During the holiday season, we see nativity scenes in many front yards, under Christmas trees and in places of worship. These beautiful nativities bear silent witness to the divinity of the Son of God — the One who came to earth to dwell among humanity.
As we lift up this integral message of Christianity, let us contemplate how sanitized these 21st-century nativity images have become. Keep in mind that, while they portray the story, they are powerless to represent the reality of the conditions surrounding Jesus’ birth. The prefabricated crèche animals are devoid of the smells, sounds and behaviors typical of farm animals. Our nativity-scene stables are well-illuminated, almost homey contrasts to what may have been a rather drafty, dark lean-to. In many cases, the rough-hewn manger has virtually disappeared from contemporary nativities, miraculously morphing into more aesthetically pleasing basketlike receptacles for Baby Jesus.

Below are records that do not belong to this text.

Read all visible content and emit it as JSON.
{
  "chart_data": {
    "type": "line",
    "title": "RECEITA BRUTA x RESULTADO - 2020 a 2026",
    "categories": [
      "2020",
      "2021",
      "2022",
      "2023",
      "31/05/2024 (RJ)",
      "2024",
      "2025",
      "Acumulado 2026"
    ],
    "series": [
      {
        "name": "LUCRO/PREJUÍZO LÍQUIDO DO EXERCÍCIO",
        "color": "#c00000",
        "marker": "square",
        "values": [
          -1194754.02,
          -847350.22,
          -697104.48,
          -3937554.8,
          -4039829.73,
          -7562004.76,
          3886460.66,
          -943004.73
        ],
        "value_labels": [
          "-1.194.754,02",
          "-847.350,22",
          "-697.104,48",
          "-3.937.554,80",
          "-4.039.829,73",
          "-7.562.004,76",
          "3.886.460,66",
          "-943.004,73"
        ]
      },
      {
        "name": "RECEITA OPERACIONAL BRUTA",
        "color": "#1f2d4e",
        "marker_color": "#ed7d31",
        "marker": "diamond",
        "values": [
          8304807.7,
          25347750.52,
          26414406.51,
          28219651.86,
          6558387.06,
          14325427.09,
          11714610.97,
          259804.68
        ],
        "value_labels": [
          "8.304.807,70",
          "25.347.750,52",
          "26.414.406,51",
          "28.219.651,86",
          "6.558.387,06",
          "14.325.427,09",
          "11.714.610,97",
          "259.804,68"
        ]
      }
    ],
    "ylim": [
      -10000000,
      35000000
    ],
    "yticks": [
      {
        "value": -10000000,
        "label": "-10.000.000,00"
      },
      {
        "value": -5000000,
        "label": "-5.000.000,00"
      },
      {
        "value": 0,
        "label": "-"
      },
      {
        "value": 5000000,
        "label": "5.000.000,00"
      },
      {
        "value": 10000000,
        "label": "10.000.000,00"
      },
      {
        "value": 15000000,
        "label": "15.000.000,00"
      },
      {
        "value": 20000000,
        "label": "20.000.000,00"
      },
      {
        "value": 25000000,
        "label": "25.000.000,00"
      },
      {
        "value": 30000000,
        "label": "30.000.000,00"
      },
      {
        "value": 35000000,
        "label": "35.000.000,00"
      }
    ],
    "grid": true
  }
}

But the place where Christ chose to be born was stark and uncomfortable. The infant King of Kings passed his first hours of life sleeping in a hay-filled trench designed for feeding animals. The story of the birth of Christ fills us with amazement because God wraps up in human flesh and declines the trappings of human wealth and celebrity. Instead, Jesus opted for living a life that was well acquainted with the multifaceted challenges of poverty. He neither judged nor idealized the poor. He did not romanticize or fear economic poverty; he chose to embrace it and to thrive despite it. Jesus understood the complex nature of poverty because he lived among those who wrestled with its poisonous impact. His birth, life, ministry, death and resurrection provided antidotes of hope, dignity and healing.
Jesus offers us the model for actively loving and serving God and humanity. The circumstances of his birth debunk the myth that a person’s worth and value are based in riches and human power. As we celebrate the birth of Christ, let’s keep in mind that Baby Jesus grew up and that he did so with an intimate understanding of the intricacies of power, poverty and prejudice. He grew up burdened by the reputation of a town so ill considered that the disciple Nathaniel wondered if anything good could come from it. He grew up amid whispers about the nature of his conception. His life, death and resurrection provided a resounding “yes” to Nathaniel’s question. His message catapulted him beyond the grasp of poverty, stereotypes and gossiping tongues.
This Christmas, let’s encourage and support the babies who are being born now in humble economic circumstances. Resident in each of them is the power to heal and transform someone and something in this world. Human value and potential are considered cheap and expendable only when weighed on the scales of materialism.
The Rev. Dr. Marilyn P. Turner-Triplett is director of Rizpah’s Children at American Baptist Home Mission Societies.
The views expressed are those of the author and not necessarily those of American Baptist Home Mission Societies.